What this mini-review has not conveyed thus far is that The Finkler Question is hilarious. I think it's safe to say that I laughed out loud at least once on every page. Memorable lines abound, and Jacobson has a gift for language. The situational comedy of the story is excellent, and it is well told. In this regard, it reminded me some of P.G. Wodehouse's Jeeves stories. The Finkler Question at its best is a fish-out-of-water story as it follows Julian hilariously trying to navigate a foreign world (namely, the world of being a Jew in Britain).

So why wouldn't I rank it among the best of 2010? Well, for starters, it was simply too vulgar. I don't know who I could recommend it to without qualification. (I ran into similar problems with Super Sad True Love Story by Gary Shteyngart--another book with loads of potential mired by a fascination with the obscene.) This was actually a problem I had with many of the new books I read in 2010. While Jacobson's Britishness prevented him from being overly graphic, I would still hesitate to recommend the book; the detail it gives is detail enough. The other problem I had with it is how preachy it felt toward the end. I haven't read The Jungle, but Abby has informed me that the latter part of the book is a treatise on how socialism is great. That's kind of how the latter part of The Finkler Question felt: a treatise on Judaism. The rest of the book felt more universal (i.e., dealing with issues everyone can relate to: exclusion, jealousy, inadequacy), but at the last, I felt as excluded as Treslove. (Was this the intent? Perhaps.)

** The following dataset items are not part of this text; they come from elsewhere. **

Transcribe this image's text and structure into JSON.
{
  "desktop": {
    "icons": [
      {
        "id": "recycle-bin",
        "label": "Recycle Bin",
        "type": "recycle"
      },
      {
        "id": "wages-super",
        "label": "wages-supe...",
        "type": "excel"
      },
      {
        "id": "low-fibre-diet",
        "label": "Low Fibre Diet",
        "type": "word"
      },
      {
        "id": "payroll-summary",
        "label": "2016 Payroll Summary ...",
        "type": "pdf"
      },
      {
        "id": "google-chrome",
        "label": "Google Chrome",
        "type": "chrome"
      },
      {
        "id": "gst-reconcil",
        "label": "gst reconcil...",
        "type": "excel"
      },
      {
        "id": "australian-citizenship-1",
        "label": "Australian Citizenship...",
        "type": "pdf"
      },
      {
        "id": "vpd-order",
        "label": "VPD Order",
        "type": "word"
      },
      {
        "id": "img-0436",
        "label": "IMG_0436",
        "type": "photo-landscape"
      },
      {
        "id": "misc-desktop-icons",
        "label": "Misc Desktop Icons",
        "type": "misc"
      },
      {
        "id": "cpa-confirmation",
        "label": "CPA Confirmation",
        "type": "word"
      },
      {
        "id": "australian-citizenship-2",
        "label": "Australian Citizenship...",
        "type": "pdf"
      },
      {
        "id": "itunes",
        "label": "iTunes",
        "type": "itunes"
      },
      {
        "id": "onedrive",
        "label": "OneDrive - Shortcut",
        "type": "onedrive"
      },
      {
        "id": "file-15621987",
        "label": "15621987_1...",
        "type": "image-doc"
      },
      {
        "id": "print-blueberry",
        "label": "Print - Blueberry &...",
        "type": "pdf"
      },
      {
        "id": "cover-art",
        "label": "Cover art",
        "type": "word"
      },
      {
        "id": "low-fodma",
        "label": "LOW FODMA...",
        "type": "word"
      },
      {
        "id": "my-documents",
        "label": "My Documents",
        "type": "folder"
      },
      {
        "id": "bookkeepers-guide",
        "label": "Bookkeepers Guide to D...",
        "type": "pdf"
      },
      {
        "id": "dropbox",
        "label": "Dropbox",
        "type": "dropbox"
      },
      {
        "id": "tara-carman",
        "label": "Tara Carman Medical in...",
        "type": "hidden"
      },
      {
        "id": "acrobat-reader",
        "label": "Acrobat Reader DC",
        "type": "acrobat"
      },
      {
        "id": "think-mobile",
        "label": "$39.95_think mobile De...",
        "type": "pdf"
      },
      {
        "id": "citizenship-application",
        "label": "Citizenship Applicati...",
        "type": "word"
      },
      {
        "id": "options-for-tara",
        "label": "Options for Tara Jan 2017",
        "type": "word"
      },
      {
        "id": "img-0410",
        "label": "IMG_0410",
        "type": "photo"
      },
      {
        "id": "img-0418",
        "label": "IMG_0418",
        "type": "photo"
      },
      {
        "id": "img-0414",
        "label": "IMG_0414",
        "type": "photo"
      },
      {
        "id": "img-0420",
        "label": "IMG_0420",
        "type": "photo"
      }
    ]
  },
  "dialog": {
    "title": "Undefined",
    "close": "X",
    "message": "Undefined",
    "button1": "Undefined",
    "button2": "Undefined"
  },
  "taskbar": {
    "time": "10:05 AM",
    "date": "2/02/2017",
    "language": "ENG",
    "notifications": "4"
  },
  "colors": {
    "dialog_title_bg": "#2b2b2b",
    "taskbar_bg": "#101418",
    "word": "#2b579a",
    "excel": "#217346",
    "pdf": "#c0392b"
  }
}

While I can certainly see the merits of The Finkler Question and enjoyed much of my time spent in it, it failed to beat out the other books mentioned in my 2010 list. I might seek out other books by Jacobson in the future, but my answer to The Finkler Question is "no thanks."


  1. I heard an interview with Jacobson on NPR, and from that interview I would say he purposely makes readers feel as excluded as Treslove, because that's the character he most relates to.

  2. That makes sense. The book was hilarious when I could laugh at Treslove's exclusion; it became much more uncomfortable when I was the one left out. If that was his intent, it was effective.